On 17.04.2024 21:04, Bob Bridges wrote:
This whole post was fascinating me, partly because I'm still a novice at
ooRexx, still wrapping my head around certain concepts (messaging being one
example). I may as well say, though, that when I finally broke down and got
myself a copy, I then took not one hour but two or three days off to read the
documentation before I started writing the program I had in mind. There was so
much more to it than I expected, having believed that it would be simply
TSO-REXX with object support.
Messaging...As I said, I'm still wrapping my head around that. I'm used to creating
classes and then invoking their methods; to use the term "message" in this
connection causes my brain to pause temporarily. So far the only thing I've worked out
is that messaging ~is~ invoking a class' method, that is, it's just another way of saying
the same thing. But the way you describe it, I suspect I'm missing something.
My take is that people tend to believe that there is more to the messaging
paradigm than there is. :)
Think of a message expression to be something comparable to a call instruction or a function
invocation, it will cause code to be executed like the others.
The nice thing about the message paradigm "receiver~message" is that the receiver is responsible to
find a method (a routine defined in its structure, class, type) and invoke it. The receiver will
take the name of the received message and starts to look for a method by the same name in its own
class (the structure used to create the receiver). If the method is not found by the receiver, the
receiver will look up the immediate superclass for the method and if not found, that superclass'
superclass up the class hierarchy to the root class. The first method found in this lookup process
will be the one the receiver will run, supplying any arguments the message carries and returning any
result to the caller. This effectively realizes inheritance.

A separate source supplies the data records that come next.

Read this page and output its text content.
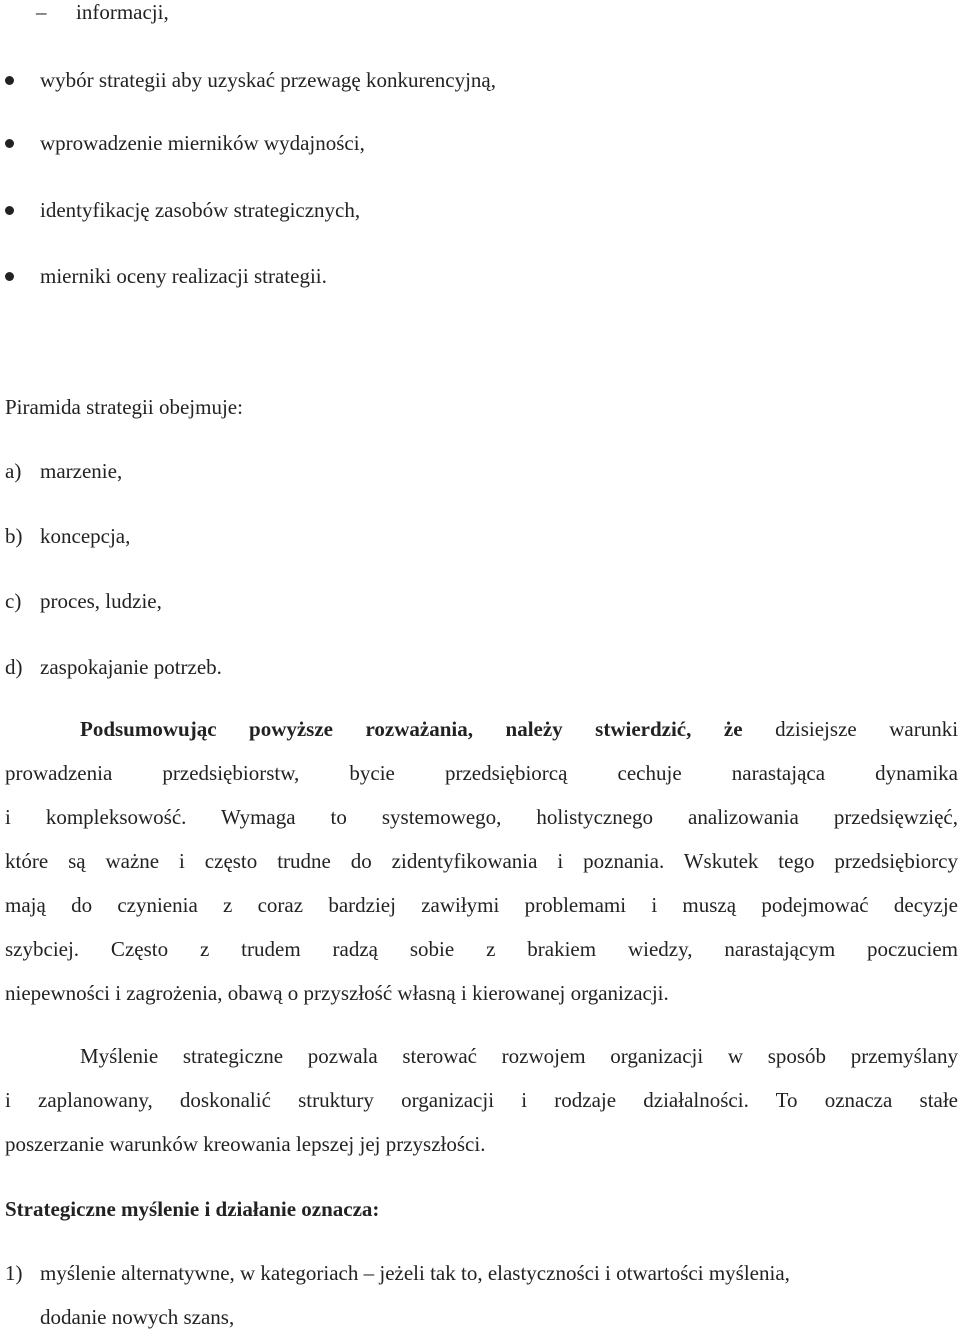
– informacji,
wybór strategii aby uzyskać przewagę konkurencyjną,
wprowadzenie mierników wydajności,
identyfikację zasobów strategicznych,
mierniki oceny realizacji strategii.
Piramida strategii obejmuje:
a) marzenie,
b) koncepcja,
c) proces, ludzie,
d) zaspokajanie potrzeb.
Podsumowując powyższe rozważania, należy stwierdzić, że dzisiejsze warunki
prowadzenia przedsiębiorstw, bycie przedsiębiorcą cechuje narastająca dynamika
i kompleksowość. Wymaga to systemowego, holistycznego analizowania przedsięwzięć,
które są ważne i często trudne do zidentyfikowania i poznania. Wskutek tego przedsiębiorcy
mają do czynienia z coraz bardziej zawiłymi problemami i muszą podejmować decyzje
szybciej. Często z trudem radzą sobie z brakiem wiedzy, narastającym poczuciem
niepewności i zagrożenia, obawą o przyszłość własną i kierowanej organizacji.
Myślenie strategiczne pozwala sterować rozwojem organizacji w sposób przemyślany
i zaplanowany, doskonalić struktury organizacji i rodzaje działalności. To oznacza stałe
poszerzanie warunków kreowania lepszej jej przyszłości.
Strategiczne myślenie i działanie oznacza:
1) myślenie alternatywne, w kategoriach – jeżeli tak to, elastyczności i otwartości myślenia,
dodanie nowych szans,
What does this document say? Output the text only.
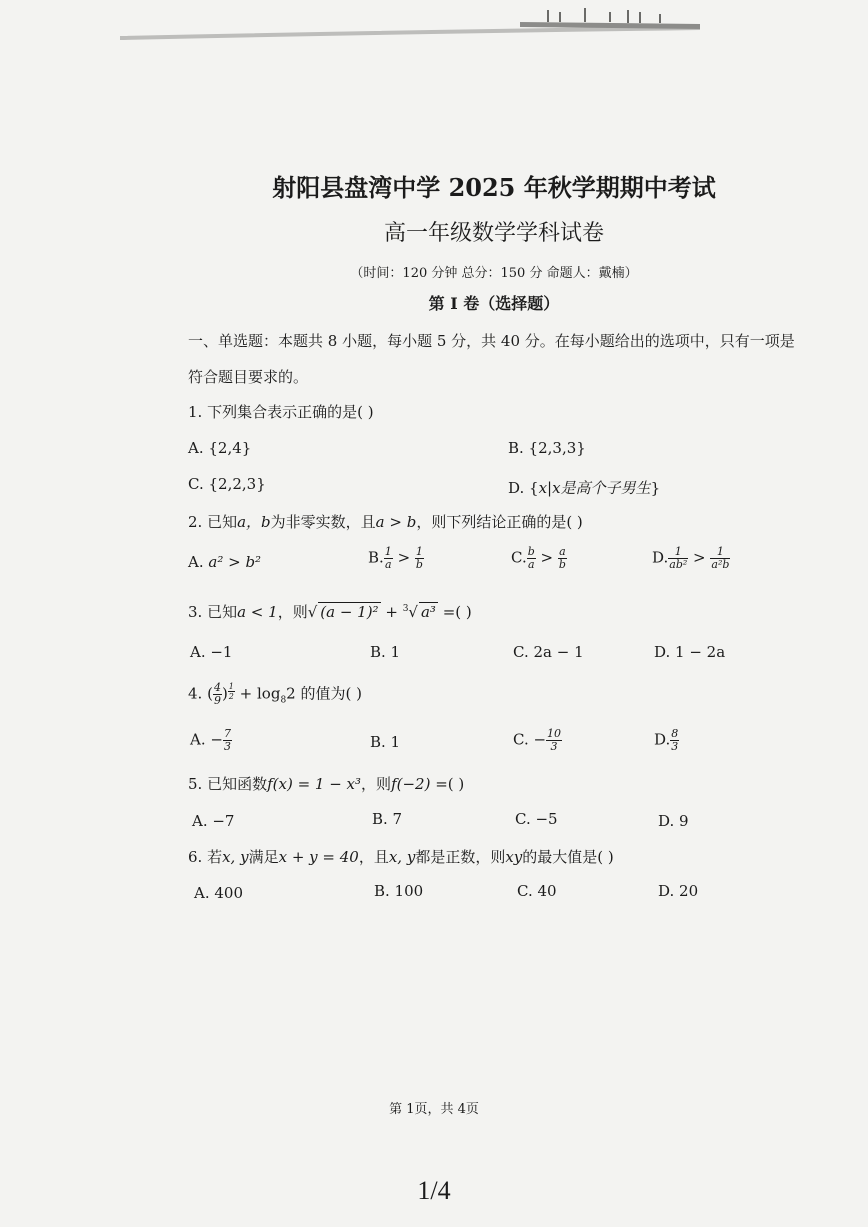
射阳县盘湾中学 2025 年秋学期期中考试
高一年级数学学科试卷
（时间：120 分钟 总分：150 分 命题人：戴楠）
第 I 卷（选择题）
一、单选题：本题共 8 小题，每小题 5 分，共 40 分。在每小题给出的选项中，只有一项是
符合题目要求的。
1. 下列集合表示正确的是( )
A. {2,4}	B. {2,3,3}
C. {2,2,3}	D. {x|x是高个子男生}
2. 已知a，b为非零实数，且a > b，则下列结论正确的是( )
A. a² > b²	B. $\frac{1}{a} > \frac{1}{b}$	C. $\frac{b}{a} > \frac{a}{b}$	D. $\frac{1}{\text{ab²}} > \frac{1}{\text{a²b}}$
3. 已知a < 1，则√ (a − 1)² + $^3$√ a³ =( )
A. −1	B. 1	C. 2a − 1	D. 1 − 2a
4. ( $\frac{4}{9}$ ) $^{\frac{1}{2}} + \log_82$ 的值为( )
A. − $\frac{7}{3}$	B. 1	C. − $\frac{10}{3}$	D. $\frac{8}{3}$
5. 已知函数f(x) = 1 − x³，则f(−2) =( )
A. −7	B. 7	C. −5	D. 9
6. 若x, y满足x + y = 40，且x, y都是正数，则xy的最大值是( )
A. 400	B. 100	C. 40	D. 20
第 1页，共 4页
1/4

The programmer only needs to know about the functionality (methods and attributes/fields) documented
for the class/structure/type that was used to create the receiver. Because of inheritance all
functionality (methods and attributes/fields) on the shortest path to the root of the class
hierarchy is available as well, the reuse of tested functionality is therefore huge in such OOP systems.
However, the programmer does not need to know any of the gory implementation details at times that
need to be tackled by the receiver, e.g. if communicating with Windows OLE objects or Java objects,
one merely sends normal ooRexx messages to receivers that represent these Windows OLE objects or
Java objects. Or with other words: the message paradigm makes it easy to treat Windows OLE objects
or Java objects as if they were normal ooRexx objects as they conceptually understand ooRexx messages.
But in the end: the only thing new here is that invoking desired functionality is possible using a
simple message paradigm with the simple pattern: receiver~message
Probably because of the simplicity of the messaga paradigm it got overlooked when others started to
create OO programming languages, e.g. C++, Java, C#, Python and the like.
---rony
P.S.: The message paradigm makes a lot of dynamics possible in a simple, i.e. conceptually easy
manner, including triggering multithreading or intercepting or rerouting messages.